When it comes to access to advanced courses
There are many ways to pursue advanced coursework in K-12 education, but the College Board’s Advanced Placement program is one place to look. The College Board declares on its website that over the past 10 years, access to its AP courses “have expanded for historically underrepresented students.”
“Closing the equity gap in AP participation is essential to giving all students the chance to experience the benefits of challenging coursework,” the organization goes on to say.
But it is not easy to examine how well the College Board and participating schools are faring with that goal. The nonprofit has not made national demographic data on the race and ethnicity of AP test-takers readily accessible on its site, which makes it difficult to draw conclusions about the success of such efforts.
The board removed previously public-facing data when it migrated to a new platform last year, and it has said it plans to restore the information.
In the meantime, some national data are available in a class of 2021 cohort report delivered to state educational officials. And some of those states, such as Florida, have made the results publicly accessible online.
According to that report, Black students in the 2021 class made up 8.1 percent of AP test-takers and 4.6 percent of exam-takers scoring 3 or higher on the tests on the 5-point scale. (A score of 3 is the minimum score for which some colleges grant AP credit.) Black students made up 13.9 percent of the class of 2021, according to the report.
Hispanic/Latino students made up a proportion of the exam-taking participants that was much closer to their makeup of the overall class of 2021—25.7 percent of exam-takers and 25.8 percent of the 2021 class.

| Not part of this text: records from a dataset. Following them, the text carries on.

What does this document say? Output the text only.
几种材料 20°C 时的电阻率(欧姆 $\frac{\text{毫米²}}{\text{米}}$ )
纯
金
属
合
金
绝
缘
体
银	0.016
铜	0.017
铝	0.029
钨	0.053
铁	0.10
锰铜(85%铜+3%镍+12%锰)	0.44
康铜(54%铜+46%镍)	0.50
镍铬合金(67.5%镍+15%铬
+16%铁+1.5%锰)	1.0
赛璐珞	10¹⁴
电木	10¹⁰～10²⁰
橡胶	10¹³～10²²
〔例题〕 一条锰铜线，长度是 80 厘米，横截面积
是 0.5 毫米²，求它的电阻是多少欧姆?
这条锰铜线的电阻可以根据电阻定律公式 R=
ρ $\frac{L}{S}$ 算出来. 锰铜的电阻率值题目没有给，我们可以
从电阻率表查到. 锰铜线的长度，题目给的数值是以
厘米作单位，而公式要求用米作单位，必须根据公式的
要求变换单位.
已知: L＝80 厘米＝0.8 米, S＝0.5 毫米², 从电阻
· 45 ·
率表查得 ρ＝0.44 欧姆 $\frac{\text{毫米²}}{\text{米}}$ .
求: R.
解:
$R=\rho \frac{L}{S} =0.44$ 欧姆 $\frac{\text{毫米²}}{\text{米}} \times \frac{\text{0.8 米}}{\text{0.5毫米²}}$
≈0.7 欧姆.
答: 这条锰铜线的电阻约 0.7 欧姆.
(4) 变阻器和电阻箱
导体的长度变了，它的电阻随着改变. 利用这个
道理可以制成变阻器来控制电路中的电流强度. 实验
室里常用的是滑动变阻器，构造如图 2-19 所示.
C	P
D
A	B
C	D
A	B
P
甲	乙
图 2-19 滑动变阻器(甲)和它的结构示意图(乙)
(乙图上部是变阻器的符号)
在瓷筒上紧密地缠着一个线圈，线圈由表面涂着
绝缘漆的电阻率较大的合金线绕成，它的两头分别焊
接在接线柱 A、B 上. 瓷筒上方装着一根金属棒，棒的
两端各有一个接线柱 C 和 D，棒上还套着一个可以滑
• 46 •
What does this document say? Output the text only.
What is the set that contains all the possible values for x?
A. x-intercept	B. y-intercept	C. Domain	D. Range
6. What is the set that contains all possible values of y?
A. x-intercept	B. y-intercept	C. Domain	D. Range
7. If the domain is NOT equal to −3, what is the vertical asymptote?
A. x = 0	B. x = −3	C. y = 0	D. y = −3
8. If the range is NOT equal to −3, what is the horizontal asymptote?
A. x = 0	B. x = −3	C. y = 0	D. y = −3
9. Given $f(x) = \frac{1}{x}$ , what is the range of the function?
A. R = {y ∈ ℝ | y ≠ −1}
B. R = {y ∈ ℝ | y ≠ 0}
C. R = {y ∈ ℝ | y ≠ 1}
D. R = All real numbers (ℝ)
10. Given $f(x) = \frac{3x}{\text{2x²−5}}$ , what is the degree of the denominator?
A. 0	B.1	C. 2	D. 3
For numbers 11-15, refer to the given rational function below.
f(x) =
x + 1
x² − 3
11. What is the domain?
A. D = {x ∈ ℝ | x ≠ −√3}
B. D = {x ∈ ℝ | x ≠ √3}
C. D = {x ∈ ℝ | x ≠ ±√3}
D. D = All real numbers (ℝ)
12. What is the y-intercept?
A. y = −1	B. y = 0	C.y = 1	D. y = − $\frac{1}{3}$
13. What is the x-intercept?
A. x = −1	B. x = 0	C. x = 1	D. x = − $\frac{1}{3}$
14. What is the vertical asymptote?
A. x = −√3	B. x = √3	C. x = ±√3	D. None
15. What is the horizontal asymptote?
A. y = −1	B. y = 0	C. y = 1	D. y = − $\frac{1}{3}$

The College Board says 23.6 of Hispanic/Latino test-takers scored 3 or higher.
Students identified as Asian made up just 6 percent of the class of 2021 but accounted for 11 percent of test-takers and 13.5 percent of the test-takers scoring 3 or higher.
Non-Hispanic white students made up 49.6 percent of the class and 48.1 percent of AP test-takers, with 51.5 percent scoring 3 or higher. (Other categories were American Indian/Alaska Native, Native Hawaiian/other Pacific Islander, and students of two or more races.)

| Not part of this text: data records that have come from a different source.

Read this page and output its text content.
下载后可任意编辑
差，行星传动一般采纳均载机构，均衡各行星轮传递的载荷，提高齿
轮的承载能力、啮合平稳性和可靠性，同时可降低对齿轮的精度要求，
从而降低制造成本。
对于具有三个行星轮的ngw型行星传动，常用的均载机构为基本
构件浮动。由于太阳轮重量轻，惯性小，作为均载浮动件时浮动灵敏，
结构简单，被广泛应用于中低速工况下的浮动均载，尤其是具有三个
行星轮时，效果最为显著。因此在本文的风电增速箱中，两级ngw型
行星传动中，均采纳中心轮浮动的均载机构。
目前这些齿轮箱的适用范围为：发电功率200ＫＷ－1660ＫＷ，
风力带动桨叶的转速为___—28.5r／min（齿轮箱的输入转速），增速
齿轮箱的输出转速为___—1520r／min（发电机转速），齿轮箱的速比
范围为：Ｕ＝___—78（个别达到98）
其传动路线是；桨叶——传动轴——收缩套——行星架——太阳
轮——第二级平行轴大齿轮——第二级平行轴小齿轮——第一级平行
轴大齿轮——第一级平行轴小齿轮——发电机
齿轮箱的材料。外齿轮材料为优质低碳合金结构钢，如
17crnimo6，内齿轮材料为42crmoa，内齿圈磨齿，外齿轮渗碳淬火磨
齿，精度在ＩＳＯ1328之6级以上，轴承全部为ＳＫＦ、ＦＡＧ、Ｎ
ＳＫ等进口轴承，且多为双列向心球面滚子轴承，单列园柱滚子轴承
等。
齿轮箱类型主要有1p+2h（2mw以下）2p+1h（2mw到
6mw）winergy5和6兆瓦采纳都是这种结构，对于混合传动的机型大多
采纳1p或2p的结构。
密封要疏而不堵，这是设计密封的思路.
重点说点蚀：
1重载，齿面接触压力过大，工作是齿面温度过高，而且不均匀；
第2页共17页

The College Board says that under its equity policy, the AP program encourages schools to ensure that the demographics of AP classes reflect the demographics of a school. By applying that principle to the national cohort, one demographic group—Black students—remains short of the goal.
When it comes to English learners’ academic progress
The nation’s growing English-learner population faced disproportionate challenges when schools shifted to virtual learning at the height of the pandemic. Their hurdles ranged from unreliable home internet access to not having enough adult support for learning at home, according to a U.S. Government Accountability Office report.

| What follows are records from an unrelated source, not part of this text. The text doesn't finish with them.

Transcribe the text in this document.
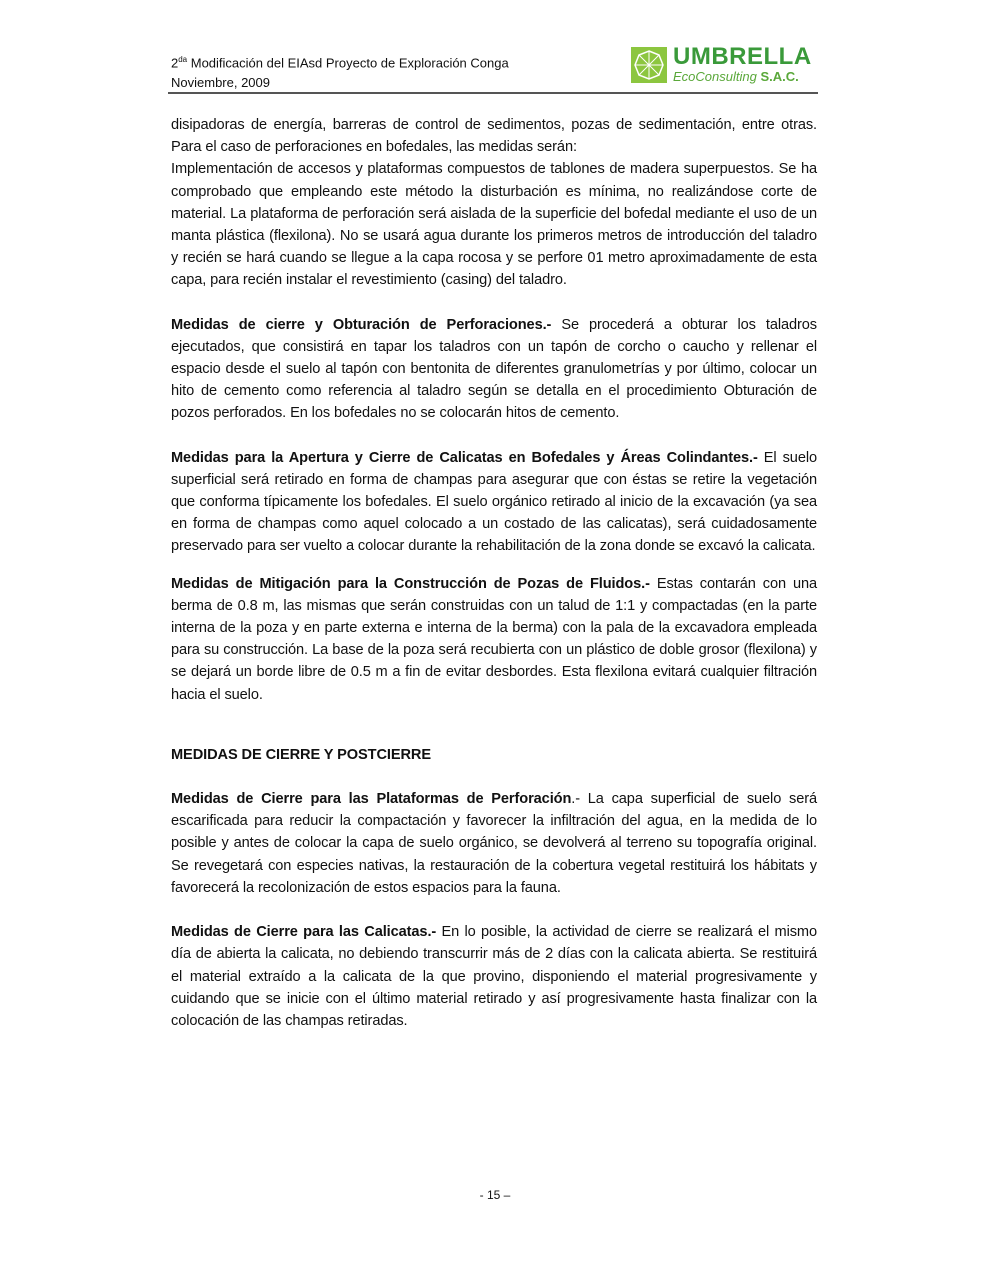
$2^{da}$ Modificación del EIAsd Proyecto de Exploración Conga
Noviembre, 2009
UMBRELLA
EcoConsulting S.A.C.

disipadoras de energía, barreras de control de sedimentos, pozas de sedimentación, entre otras. Para el caso de perforaciones en bofedales, las medidas serán:

Implementación de accesos y plataformas compuestos de tablones de madera superpuestos. Se ha comprobado que empleando este método la disturbación es mínima, no realizándose corte de material. La plataforma de perforación será aislada de la superficie del bofedal mediante el uso de un manta plástica (flexilona). No se usará agua durante los primeros metros de introducción del taladro y recién se hará cuando se llegue a la capa rocosa y se perfore 01 metro aproximadamente de esta capa, para recién instalar el revestimiento (casing) del taladro.

Medidas de cierre y Obturación de Perforaciones.- Se procederá a obturar los taladros ejecutados, que consistirá en tapar los taladros con un tapón de corcho o caucho y rellenar el espacio desde el suelo al tapón con bentonita de diferentes granulometrías y por último, colocar un hito de cemento como referencia al taladro según se detalla en el procedimiento Obturación de pozos perforados. En los bofedales no se colocarán hitos de cemento.

Medidas para la Apertura y Cierre de Calicatas en Bofedales y Áreas Colindantes.- El suelo superficial será retirado en forma de champas para asegurar que con éstas se retire la vegetación que conforma típicamente los bofedales. El suelo orgánico retirado al inicio de la excavación (ya sea en forma de champas como aquel colocado a un costado de las calicatas), será cuidadosamente preservado para ser vuelto a colocar durante la rehabilitación de la zona donde se excavó la calicata.

Medidas de Mitigación para la Construcción de Pozas de Fluidos.- Estas contarán con una berma de 0.8 m, las mismas que serán construidas con un talud de 1:1 y compactadas (en la parte interna de la poza y en parte externa e interna de la berma) con la pala de la excavadora empleada para su construcción. La base de la poza será recubierta con un plástico de doble grosor (flexilona) y se dejará un borde libre de 0.5 m a fin de evitar desbordes. Esta flexilona evitará cualquier filtración hacia el suelo.

MEDIDAS DE CIERRE Y POSTCIERRE

Medidas de Cierre para las Plataformas de Perforación.- La capa superficial de suelo será escarificada para reducir la compactación y favorecer la infiltración del agua, en la medida de lo posible y antes de colocar la capa de suelo orgánico, se devolverá al terreno su topografía original. Se revegetará con especies nativas, la restauración de la cobertura vegetal restituirá los hábitats y favorecerá la recolonización de estos espacios para la fauna.

Medidas de Cierre para las Calicatas.- En lo posible, la actividad de cierre se realizará el mismo día de abierta la calicata, no debiendo transcurrir más de 2 días con la calicata abierta. Se restituirá el material extraído a la calicata de la que provino, disponiendo el material progresivamente y cuidando que se inicie con el último material retirado y así progresivamente hasta finalizar con la colocación de las champas retiradas.

- 15 –
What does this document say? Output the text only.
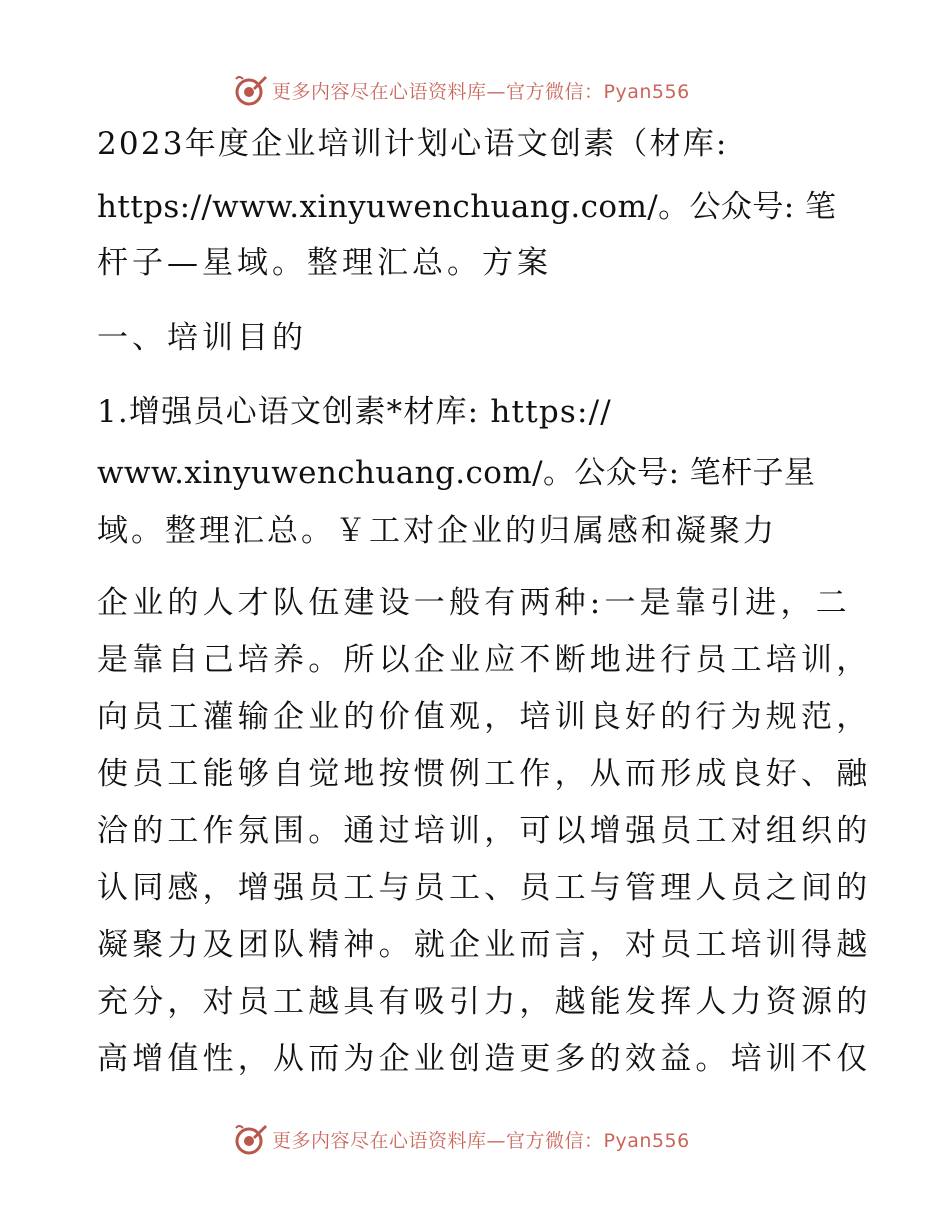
更多内容尽在心语资料库—官方微信：Pyan556
2023年度企业培训计划心语文创素（材库:
https://www.xinyuwenchuang.com/。公众号: 笔
杆子—星域。整理汇总。方案
一、培训目的
1.增强员心语文创素*材库: https://
www.xinyuwenchuang.com/。公众号: 笔杆子星
域。整理汇总。￥工对企业的归属感和凝聚力
企业的人才队伍建设一般有两种:一是靠引进，二
是靠自己培养。所以企业应不断地进行员工培训，
向员工灌输企业的价值观，培训良好的行为规范，
使员工能够自觉地按惯例工作，从而形成良好、融
洽的工作氛围。通过培训，可以增强员工对组织的
认同感，增强员工与员工、员工与管理人员之间的
凝聚力及团队精神。就企业而言，对员工培训得越
充分，对员工越具有吸引力，越能发挥人力资源的
高增值性，从而为企业创造更多的效益。培训不仅
更多内容尽在心语资料库—官方微信：Pyan556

Researchers and advocates alike said that insufficient access to high-quality academic support was already a long-standing issue for these students compared with students whose first language is English. When it comes to newly arrived immigrant students, that inequity is further complicated, some say, by how federal funding works for this group.
The just-released National Assessment of Educational Progress results—the first to come around since the pandemic started—found that 4th grade English learners in public schools scored an average of 216 in math compared with an average score of 239 for students who are not in that category. In 4th grade reading, English learners scored an average of 190 compared with 222 from their non-English-learner peers. In both subjects, 4th grade English learners fell short of being classified as NAEP “proficient.”
As educators make plans for learning recovery for this particular student population—which makes up about 10 percent of the nation’s overall public school enrollment—experts have called for an emphasis on family engagement and students’ assets such as their home-language skills or cultural knowledge.